Garance Franke-Ruta has ignited a small firestorm with her hatchet-job on the right-wing blogosphere and specifically Red State’s Mike Krempasky (Note that I am a contributor to Red State as well, although to my knowledge I’ve never met Krempasky.)
Of course, Krempasky fired back with an article that exposed the spurious logic behind Franke-Ruta’s argument. He also revisits the subject here and fellow Red Stater Josh “Tacitus” Trevino does an excellent job of getting into the mind of a left-wing activist.
The concept that — gasp! — political bloggers might be — double gasp! — involved in politics should hardly be a surprise to anyone. Most bloggers who write about politics have at the very least an active interest in politics, and a good number of them are politically active. I was active in the College Republicans for many years, and have met many prominent political figures. It’s really not that hard for someone who’s basically a nobody politically speaking to gather a rather impressive array of contacts just by being active in a political organization. That doesn’t mean that there’s some kind of organized conspiracy afoot.
As Josh Trevino quite astutely notes:
The left itself, though, is lately seized of the idea of an impending fascism in American life and discourse. Concurrent with this is the notion that the right-wing controls everything — excepting their lonely bastions of online liberty, of course — not due to any merit or legitimate affinity on the part of the American people, but rather by dint of a nefarious combination of lies, chicanery, and superior organization. What is the matter with Kansas, anyway? Well: Kansas has been duped. Markos Moulitsas used to claim that if only fundraising was equalized, the level playing field would mean that the inherently superior pull of the left’s ideology would mean Democratic victory from sea to shining sea. One hasn’t seen that line resurrected since the Heinz fortune and the online obsessives failed to pull off a win last November.
The inbred self-righteousness — and the concurrent equation of political belief with personal virtue — means that there is a general unwillingness to admit the obvious: the right hasn’t dominated politics and political discourse in America since 1994 because of any conspiracy; it hasn’t done so because of superior organization; and it hasn’t done so because it has pulled off the remarkable feat of deceiving 51% of c.300 million Americans for over a decade. The right’s in charge because, well, folks like the right. They like what it does. They like what it stands for. It’s as simple as that. Yeah, we’ve got our think tanks. Yeah, we’ve got our magazines. Yeah, we’ve got our activist campaigns. Yeah, we’ve got our bloggers who know lots and lots of people — more on that in a moment. All the above, of course, is also true of the devotees of the Socialist Fourth International. And, well, the Democrats. What’s the difference? It’s the ideas, stupid.

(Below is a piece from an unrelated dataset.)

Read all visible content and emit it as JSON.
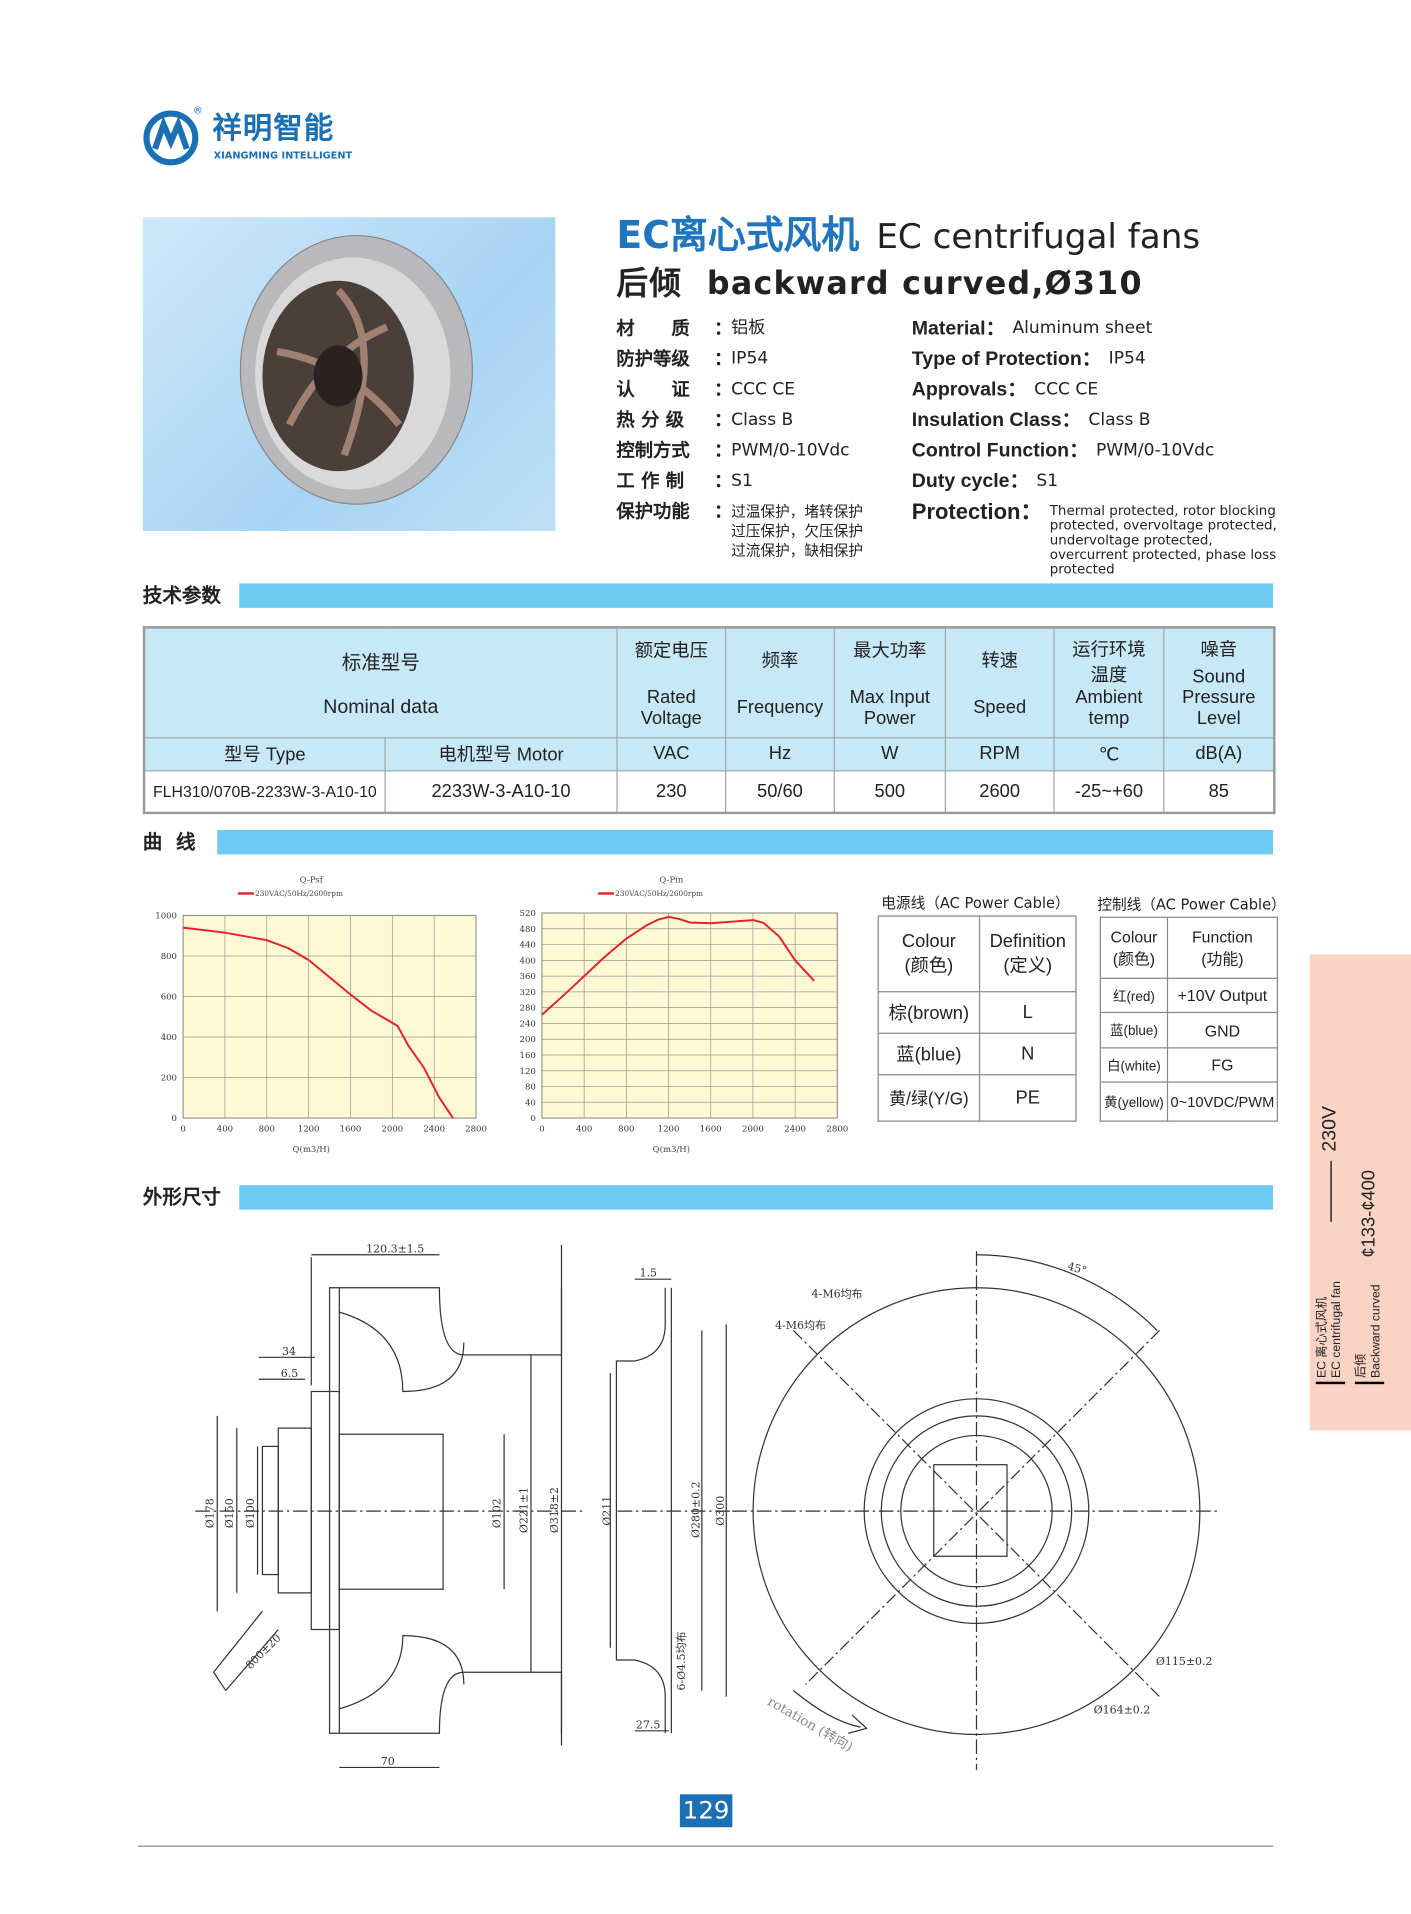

All this idiocy about conspiratorial connections between bloggers, Karl Rove, Jeff Gannon, the Zeta Reticulan Grays, Major League Baseball, the Bavarian Illuminati, etc., all a form of partisan masturbation for Democrats. See, it’s not that they’re getting beaten because their ideas are becoming increasingly incoherent, it’s because of the conspiracy. Once you start seeing boogeymen in every corner it provides you an excuse for everything. Why John Kerry didn’t lose because he couldn’t articulate a clear position on anything — he lost because of them. Trevino’s next thoughts are particular important:
Franke-Ruta’s essay does little more than feed the self-righteous paranoia of the American left at a time when it needs it the least. Make no mistake: American politics needs a healthy opposition movement and a healthy two-party system. Keeps us honest, for one: who else is going to shame the GOP leadership into rediscovering small government? Okay, so that would be the libertarians — you get the picture. Ideological movements built upon a conspiratorial view of their enemies rapidly adopt the imagined worst characteristics of their enemies, even as they progressively abandon any meaningful critique of those enemies.

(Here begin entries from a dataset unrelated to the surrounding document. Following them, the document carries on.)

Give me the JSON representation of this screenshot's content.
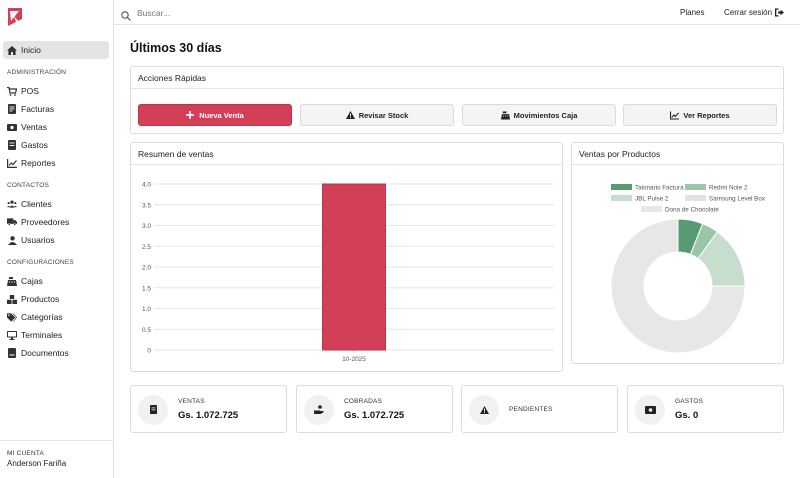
{
  "sidebar": {
    "items": {
      "inicio": "Inicio",
      "pos": "POS",
      "facturas": "Facturas",
      "ventas": "Ventas",
      "gastos": "Gastos",
      "reportes": "Reportes",
      "clientes": "Clientes",
      "proveedores": "Proveedores",
      "usuarios": "Usuarios",
      "cajas": "Cajas",
      "productos": "Productos",
      "categorias": "Categorías",
      "terminales": "Terminales",
      "documentos": "Documentos"
    },
    "sections": {
      "administracion": "ADMINISTRACIÓN",
      "contactos": "CONTACTOS",
      "configuraciones": "CONFIGURACIONES"
    },
    "account": {
      "title": "MI CUENTA",
      "name": "Anderson Fariña"
    }
  },
  "topbar": {
    "search_placeholder": "Buscar...",
    "planes": "Planes",
    "logout": "Cerrar sesión"
  },
  "page": {
    "title": "Últimos 30 días"
  },
  "quick_actions": {
    "title": "Acciones Rápidas",
    "new_sale": "Nueva Venta",
    "check_stock": "Revisar Stock",
    "cash_moves": "Movimientos Caja",
    "reports": "Ver Reportes"
  },
  "sales_summary": {
    "title": "Resumen de ventas"
  },
  "products_sales": {
    "title": "Ventas por Productos"
  },
  "stats": {
    "ventas": {
      "label": "VENTAS",
      "value": "Gs. 1.072.725"
    },
    "cobradas": {
      "label": "COBRADAS",
      "value": "Gs. 1.072.725"
    },
    "pendientes": {
      "label": "PENDIENTES"
    },
    "gastos": {
      "label": "GASTOS",
      "value": "Gs. 0"
    }
  },
  "colors": {
    "brand": "#d23f56",
    "donut": [
      "#5a9a72",
      "#9bc5a8",
      "#c7decf",
      "#e2e2e2",
      "#e7e7e7"
    ]
  },
  "chart_data": [
    {
      "type": "bar",
      "categories": [
        "10-2025"
      ],
      "values": [
        4.0
      ],
      "ylim": [
        0,
        4.0
      ],
      "yticks": [
        "0",
        "0.5",
        "1.0",
        "1.5",
        "2.0",
        "2.5",
        "3.0",
        "3.5",
        "4.0"
      ],
      "grid": true,
      "color": "#d23f56"
    },
    {
      "type": "pie",
      "donut": true,
      "legend": "top",
      "labels": [
        "Talonario Factura",
        "Redmi Note 2",
        "JBL Pulse 2",
        "Samsung Level Box",
        "Dona de Chocolate"
      ],
      "values": [
        6,
        4,
        15,
        0,
        75
      ]
    }
  ]
}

The “progressive” movement has become a parody of the things they claim to stand up against. The level of orthodoxy among the lefty blogosphere and intelligentsia is appalling — witness the way Peter Beinart is being shunned for the heresy of arguing that Democrats need to get serious on national security. Witness how the Kossacks revel of destroying Jeff Gannon, then decide that they need to dig up dirt on Alan Greenspan because he had the audacity of suggesting that private retirement accounts in Social Security might be a good thing. If ever there was a need for the left to have a “have you no decency?” moment it’s now.
However, it’s far easier to just slip into fantasy and let the evils of the Vast Right-Wing Conspiracy explain all. Sadly, that’s exactly what many members of the left have done over the last few years. If you’re trying to be relevant and attract people to your point of view, doing it through blind and spiteful attacks against anyone who disagrees with you is hardly the way of going about it. It is for this reason that no right-wing conspiracy, real or imagined, could do as good as job of destroying the left as they’re doing to themselves now.